Рудольф Нуреев на сцене и в жизни. Превратности судьбы. | страница 65
Позже в том же году во время белых ночей, когда в городе светло с сумерек до рассвета, они репетировали свой торжественный выход в жете>377 на широкой площади перед Зимним дворцом. Его величие было вполне подходящим фоном для обучающихся балетных принцев.

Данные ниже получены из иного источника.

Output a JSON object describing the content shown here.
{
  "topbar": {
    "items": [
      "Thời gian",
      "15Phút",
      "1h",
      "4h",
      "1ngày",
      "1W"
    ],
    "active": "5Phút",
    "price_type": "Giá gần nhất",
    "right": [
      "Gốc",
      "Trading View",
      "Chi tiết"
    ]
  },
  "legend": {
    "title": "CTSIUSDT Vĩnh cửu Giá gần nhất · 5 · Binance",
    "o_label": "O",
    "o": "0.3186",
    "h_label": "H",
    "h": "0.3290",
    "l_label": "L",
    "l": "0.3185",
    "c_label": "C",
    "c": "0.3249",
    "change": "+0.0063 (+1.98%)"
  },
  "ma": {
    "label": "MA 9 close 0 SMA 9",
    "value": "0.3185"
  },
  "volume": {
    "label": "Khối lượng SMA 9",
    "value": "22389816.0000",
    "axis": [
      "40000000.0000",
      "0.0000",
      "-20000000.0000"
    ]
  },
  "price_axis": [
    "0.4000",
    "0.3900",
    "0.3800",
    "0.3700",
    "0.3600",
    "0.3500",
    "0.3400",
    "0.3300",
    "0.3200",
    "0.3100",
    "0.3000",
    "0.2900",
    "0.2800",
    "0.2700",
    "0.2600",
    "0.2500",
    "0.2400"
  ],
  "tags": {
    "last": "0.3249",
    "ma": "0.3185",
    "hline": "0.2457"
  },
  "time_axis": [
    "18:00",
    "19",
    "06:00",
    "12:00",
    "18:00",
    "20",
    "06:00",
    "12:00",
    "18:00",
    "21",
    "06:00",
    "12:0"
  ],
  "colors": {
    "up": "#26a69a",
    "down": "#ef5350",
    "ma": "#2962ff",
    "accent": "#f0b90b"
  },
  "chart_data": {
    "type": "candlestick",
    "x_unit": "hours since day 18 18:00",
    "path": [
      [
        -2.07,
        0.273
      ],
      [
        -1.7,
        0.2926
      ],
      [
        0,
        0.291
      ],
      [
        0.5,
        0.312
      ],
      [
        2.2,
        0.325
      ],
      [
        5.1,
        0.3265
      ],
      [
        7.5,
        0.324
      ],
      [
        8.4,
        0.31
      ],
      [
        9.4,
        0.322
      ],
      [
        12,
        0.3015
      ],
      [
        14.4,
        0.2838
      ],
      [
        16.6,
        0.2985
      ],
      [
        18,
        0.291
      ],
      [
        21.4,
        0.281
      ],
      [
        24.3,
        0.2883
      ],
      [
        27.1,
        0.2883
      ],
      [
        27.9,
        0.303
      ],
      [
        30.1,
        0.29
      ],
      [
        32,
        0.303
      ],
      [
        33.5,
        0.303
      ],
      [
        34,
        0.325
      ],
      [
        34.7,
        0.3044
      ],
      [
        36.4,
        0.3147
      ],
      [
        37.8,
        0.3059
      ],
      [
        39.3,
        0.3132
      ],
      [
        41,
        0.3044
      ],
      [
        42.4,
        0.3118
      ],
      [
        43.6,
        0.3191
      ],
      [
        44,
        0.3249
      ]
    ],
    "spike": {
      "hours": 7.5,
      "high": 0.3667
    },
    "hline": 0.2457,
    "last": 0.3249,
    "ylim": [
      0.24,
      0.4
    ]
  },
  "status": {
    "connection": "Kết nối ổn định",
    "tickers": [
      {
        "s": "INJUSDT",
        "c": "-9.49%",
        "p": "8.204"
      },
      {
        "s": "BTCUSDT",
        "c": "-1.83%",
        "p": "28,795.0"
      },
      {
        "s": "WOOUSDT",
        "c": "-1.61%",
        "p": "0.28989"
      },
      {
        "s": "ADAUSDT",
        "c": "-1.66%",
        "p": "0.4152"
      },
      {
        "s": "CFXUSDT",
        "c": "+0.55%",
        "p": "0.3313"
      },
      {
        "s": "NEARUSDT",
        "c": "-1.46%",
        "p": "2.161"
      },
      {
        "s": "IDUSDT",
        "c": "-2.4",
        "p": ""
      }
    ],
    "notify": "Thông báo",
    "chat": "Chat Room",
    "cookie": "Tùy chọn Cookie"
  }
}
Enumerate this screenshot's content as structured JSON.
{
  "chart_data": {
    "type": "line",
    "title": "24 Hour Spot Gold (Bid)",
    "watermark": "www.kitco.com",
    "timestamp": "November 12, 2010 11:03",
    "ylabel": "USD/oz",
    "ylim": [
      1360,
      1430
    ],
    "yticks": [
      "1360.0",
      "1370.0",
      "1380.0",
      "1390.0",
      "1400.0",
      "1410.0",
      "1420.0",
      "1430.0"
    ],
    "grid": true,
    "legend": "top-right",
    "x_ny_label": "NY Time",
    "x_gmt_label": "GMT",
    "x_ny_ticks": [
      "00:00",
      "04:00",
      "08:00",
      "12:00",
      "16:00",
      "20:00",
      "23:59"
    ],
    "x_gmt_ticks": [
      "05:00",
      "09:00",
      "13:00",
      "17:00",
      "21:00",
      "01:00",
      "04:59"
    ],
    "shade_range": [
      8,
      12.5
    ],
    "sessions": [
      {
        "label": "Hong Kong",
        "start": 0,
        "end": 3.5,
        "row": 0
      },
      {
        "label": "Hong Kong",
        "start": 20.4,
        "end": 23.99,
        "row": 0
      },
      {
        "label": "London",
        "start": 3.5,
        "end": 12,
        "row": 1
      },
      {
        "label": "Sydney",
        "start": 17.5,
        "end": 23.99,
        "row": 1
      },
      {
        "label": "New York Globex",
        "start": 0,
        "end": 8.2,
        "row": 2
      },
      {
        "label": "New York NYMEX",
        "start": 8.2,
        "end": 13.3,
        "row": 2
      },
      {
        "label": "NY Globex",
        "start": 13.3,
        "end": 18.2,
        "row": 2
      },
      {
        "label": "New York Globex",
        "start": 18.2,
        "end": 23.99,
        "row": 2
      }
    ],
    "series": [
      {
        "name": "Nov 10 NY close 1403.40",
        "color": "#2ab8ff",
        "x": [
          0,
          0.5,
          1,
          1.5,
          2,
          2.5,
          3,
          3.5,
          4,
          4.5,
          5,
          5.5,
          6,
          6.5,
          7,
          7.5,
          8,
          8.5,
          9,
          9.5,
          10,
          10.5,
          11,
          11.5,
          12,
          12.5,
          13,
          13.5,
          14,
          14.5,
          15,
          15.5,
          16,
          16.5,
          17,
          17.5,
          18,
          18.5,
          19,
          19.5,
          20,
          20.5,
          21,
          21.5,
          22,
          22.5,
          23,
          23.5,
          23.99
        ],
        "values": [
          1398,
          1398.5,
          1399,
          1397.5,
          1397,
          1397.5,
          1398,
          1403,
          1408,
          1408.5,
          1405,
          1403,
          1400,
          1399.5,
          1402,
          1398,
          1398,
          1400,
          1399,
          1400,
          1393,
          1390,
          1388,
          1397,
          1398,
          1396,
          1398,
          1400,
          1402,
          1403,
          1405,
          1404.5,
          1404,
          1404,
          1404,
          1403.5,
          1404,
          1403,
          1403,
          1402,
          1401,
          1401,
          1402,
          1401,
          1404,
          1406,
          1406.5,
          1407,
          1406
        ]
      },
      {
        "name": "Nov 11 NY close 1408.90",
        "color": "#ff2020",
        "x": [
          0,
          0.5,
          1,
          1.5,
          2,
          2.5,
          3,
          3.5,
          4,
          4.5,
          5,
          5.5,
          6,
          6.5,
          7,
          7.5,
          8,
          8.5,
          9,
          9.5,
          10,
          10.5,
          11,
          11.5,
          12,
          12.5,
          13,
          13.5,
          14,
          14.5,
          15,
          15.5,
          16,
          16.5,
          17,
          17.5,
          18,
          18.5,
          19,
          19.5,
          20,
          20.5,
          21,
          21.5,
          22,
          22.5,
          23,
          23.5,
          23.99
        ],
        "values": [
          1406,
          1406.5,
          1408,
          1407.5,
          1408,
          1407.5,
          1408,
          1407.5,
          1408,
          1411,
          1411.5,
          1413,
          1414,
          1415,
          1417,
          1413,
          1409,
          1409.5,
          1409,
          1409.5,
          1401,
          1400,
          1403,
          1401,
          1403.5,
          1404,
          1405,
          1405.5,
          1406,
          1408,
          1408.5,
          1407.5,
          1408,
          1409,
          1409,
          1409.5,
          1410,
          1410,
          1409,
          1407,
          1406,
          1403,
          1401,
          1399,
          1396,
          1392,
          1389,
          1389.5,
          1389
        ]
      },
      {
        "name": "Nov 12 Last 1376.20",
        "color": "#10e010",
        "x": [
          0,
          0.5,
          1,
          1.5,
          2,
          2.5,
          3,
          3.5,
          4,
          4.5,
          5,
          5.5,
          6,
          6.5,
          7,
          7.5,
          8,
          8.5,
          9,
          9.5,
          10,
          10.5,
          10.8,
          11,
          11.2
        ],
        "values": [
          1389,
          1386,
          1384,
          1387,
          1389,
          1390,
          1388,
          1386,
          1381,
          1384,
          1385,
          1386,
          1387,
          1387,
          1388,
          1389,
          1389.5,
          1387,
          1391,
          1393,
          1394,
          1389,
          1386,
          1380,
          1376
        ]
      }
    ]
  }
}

Одноклассники Рудольфа редко высовывались за пределы училища и еще реже проникали в Кировский театр. Но Рудольф не мог подавить любознательность, равно как и следовать примеру других. Когда он не присутствовал в Кировском, то оказывался в Эрмитаже, в филармонии, в Пушкинском или в Горьковском театрах. Он мог высидеть что угодно, вплоть до агитационно-пропагандистских сказок о коллективах, тракторах и с энтузиазмом работающих на них крестьянах. «Не важно, что они говорят, — сказал он сопровождавшему его как-то раз Стефанши. — Меня интересует только их техника». Его увлекали все виды искусства, которые он считал столь же взаимосвязанными, как мириады составляющих Ленинград островов. В первую очередь это относится к двум страстным его увлечениям — музыке и танцу. Дома по радио музыку передавали главным образом «по случаю смерти какого-нибудь важного деятеля». Но часто посещая филармонию, бывшее Дворянское собрание, где Чайковский и Римский-Корсаков впервые исполняли свои ранние произведения, Рудольф обнаружил, «в какой степени музыка может нести чистую радость, доставлять странное, почти смертельное наслаждение». Он начал также разбираться в музыке. Преклонялся перед Бахом, Бетховеном, из советских композиторов предпочитал Шостаковича и Прокофьева и, кроме Скрябина и Чайковского (исключительно балетная музыка), не любил почти всех русских композиторов, особенно Рахманинова. Его музыка, утверждал Рудольф, «пахнет русскими сарафанами», ее сильный национальный колорит отвращал его.
Жажда экзотики привлекла его к Мении Мартинес, ставшей первым и единственным близким школьным другом Рудольфа. Открытая, непредсказуемая, экспансивная от природы Мартинес была первой в училище кубинской ученицей. Мения в обтягивающих бриджах, со светло-каштановыми кудрявыми волосами, выбивающимися из-под заколок, наигрывала на гитаре кубинские песни, порой и без аккомпанемента танцевала босиком в спальнях. «Она показывала афро-кубинские танцы, и всем девочкам хотелось ей подражать», — вспоминает Татьяна Легат. Будучи одаренной певицей с контральто, Мартинес регулярно давала концерты в училище, а вскоре стала появляться и в Доме культуры Первой пятилетки, напротив Кировского театра. «Поющая танцовщица была невероятным явлением в те времена, — замечает Никита Долгушин, через четыре десятилетия живо вспоминая Мартинес. — Она делала особый макияж, который мы считали западным. Обводка ее глаз не имела ничего общего с нашими черточками на веках. Она носила эффектные серьги, плотно обтягивающие кубинские платья с оборками». Ее тропическое происхождение интриговало Рудольфа. Она часто надевала по две кофты и никогда не снимала теплые гетры в балетном классе — такой привилегией никто из учеников не пользовался. Тот факт, что Мения говорила по-русски с запинками и с испанским акцентом, добавлял ей привлекательности. «Она была сумасшедшая и не такая, как все. Рудольфу это нравилось», — говорит тоже очарованный ею Стефанши.